Oltremare – La panchina

L’iniziativa individuale ai tempi del corona, nel moshav dove vivo, o almeno a distanza di camminata sportiva da quest’ultimo, ha preso di recente la forma di una panchina. Va detto per correttezza che come in tutta Israele, anche qui nel nostro microcosmo, a spanne da aprile 2020 fervono lavori di manutenzione, costruzioni di nuove case, perfino la costruzione di un nuovo fiammante campo da calcio con tanto di illuminazione per partite notturne, che già ha il nomignolo di “il nostro Teddy” (riferimento allo stadio di Gerusalemme dedicato a Teddy Kolek, storico sindaco della città, molto amato e ora per sempre presente nella toponomastica cittadina). Fra le varie novità, sono comparse un certo numero di panchine di legno, molto rustiche, dipinte di bianco, in punti strategici del moshav. Sono aperte le scommesse su quanto durerà quel bianco, naturalmente. Ma almeno si vedono da lontano, e fanno da nuovi punti di riferimento per gli incontri all’aperto, ancora gli unici permessi in tempi di lockdown che pare non finiscano mai. Con la popolazione del moshav costretta a casa, scuola via zoom e una buona quota dei genitori su zoom anche loro invece che in uffici sparsi per il paese, era sensato aumentare il numero di posti in cui sedersi nel verde, tanto quanto migliorare lo stato di marciapiedi e incroci.

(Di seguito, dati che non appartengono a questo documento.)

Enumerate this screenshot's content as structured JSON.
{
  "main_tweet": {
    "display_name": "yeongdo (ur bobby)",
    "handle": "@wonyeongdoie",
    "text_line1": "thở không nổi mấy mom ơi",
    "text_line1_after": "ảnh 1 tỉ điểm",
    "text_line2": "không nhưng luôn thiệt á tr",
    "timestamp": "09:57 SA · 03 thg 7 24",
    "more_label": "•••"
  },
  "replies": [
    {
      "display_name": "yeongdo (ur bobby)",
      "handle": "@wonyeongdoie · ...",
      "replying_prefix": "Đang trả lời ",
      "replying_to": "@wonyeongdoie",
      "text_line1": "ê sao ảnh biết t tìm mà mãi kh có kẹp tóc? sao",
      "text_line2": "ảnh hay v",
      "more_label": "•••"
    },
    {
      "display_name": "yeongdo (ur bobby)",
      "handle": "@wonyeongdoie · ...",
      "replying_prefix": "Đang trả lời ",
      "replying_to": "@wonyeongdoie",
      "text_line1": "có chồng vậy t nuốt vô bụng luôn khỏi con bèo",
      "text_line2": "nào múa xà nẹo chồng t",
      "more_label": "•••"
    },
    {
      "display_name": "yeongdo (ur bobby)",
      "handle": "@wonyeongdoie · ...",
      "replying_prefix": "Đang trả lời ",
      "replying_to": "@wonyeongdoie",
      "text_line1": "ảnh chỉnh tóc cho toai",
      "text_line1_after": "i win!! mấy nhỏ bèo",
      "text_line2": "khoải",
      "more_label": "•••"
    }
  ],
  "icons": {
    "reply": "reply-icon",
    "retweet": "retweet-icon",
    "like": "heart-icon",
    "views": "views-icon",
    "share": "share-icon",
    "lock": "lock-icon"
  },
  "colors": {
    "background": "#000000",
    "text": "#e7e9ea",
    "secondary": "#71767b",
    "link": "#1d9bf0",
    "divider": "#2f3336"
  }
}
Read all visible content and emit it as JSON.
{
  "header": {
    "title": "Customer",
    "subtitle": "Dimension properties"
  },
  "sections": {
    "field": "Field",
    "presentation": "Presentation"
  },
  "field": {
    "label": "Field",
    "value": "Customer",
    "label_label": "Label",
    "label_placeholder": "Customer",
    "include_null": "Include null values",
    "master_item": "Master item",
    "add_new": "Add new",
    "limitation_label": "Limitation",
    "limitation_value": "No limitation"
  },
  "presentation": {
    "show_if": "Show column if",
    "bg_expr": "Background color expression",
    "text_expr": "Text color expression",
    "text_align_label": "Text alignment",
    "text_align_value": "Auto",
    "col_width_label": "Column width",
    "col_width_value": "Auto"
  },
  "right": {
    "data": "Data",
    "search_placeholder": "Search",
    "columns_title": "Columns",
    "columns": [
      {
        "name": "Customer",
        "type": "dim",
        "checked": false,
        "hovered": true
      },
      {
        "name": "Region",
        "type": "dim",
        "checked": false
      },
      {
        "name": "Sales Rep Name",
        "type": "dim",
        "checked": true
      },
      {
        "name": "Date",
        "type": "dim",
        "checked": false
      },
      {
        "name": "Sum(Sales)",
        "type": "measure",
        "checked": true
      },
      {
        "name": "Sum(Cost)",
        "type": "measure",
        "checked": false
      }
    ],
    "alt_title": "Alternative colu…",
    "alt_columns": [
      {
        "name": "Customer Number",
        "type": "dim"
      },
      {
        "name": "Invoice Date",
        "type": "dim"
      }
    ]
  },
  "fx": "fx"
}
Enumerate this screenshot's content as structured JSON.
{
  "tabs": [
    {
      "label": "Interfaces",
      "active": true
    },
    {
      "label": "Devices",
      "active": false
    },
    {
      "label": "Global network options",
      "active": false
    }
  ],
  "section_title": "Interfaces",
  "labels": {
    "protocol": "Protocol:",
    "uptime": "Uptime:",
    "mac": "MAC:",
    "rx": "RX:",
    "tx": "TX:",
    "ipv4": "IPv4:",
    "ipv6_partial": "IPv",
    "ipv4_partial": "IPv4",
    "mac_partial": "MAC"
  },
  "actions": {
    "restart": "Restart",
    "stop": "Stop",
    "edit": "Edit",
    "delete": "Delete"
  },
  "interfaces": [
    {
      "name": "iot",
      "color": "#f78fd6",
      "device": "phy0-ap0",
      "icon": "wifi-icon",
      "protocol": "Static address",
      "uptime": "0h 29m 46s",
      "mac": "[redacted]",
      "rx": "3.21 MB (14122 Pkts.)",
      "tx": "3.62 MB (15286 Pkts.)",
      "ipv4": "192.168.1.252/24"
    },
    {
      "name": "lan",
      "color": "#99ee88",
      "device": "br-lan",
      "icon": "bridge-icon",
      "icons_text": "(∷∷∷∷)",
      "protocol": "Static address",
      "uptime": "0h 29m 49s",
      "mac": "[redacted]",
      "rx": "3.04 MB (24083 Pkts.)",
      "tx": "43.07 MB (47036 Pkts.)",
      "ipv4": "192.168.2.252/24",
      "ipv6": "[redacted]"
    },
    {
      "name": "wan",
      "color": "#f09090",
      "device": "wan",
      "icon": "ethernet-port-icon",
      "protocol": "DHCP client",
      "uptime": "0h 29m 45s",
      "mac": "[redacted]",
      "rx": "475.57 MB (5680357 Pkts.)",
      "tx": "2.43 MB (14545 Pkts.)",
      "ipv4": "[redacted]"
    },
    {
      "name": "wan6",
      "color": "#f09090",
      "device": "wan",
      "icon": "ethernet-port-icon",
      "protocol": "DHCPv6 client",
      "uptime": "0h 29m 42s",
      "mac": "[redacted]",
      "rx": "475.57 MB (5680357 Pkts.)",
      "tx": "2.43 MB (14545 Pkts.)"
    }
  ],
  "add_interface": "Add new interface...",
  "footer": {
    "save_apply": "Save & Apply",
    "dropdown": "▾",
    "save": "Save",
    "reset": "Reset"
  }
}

Quello che non ci aspettavamo invece, era di vedere all’improvviso una panchina, questa volta una classica Keter in plastica da esterni Made in Israel, con tanto di cassapanca portaoggetti sotto al sedile, in uno dei punti più belli nelle passeggiate non proprio entro i mille metri concessi, ma chi vuoi che ci denunci insomma, bisognerà pur muovere un po’ le gambe. Inerpicata e ben assicurata da una spessa catena di metallo all’albero che si affaccia sullo strapiombo del nostro solito cratere, quel luogo intatto e surreale in cui uccelli con le ali colorate giocano a rincorrersi planando davanti a noi, visitatori affannati e ogni volta sorpresi. Sulla panchina, una lettera scritta a mano e saldata a forza di scotch, invita i viandanti a sedersi e a godersi la brezza e lo spettacolo, ché in questi tempi bigi chi arriva fin qui spesso ha un forte bisogno di pace, natura, silenzio. E per favore, non rubate la panchina: è per tutti noi, scrive l’anonimo ideatore di questa postazione che sfida ogni vertigine.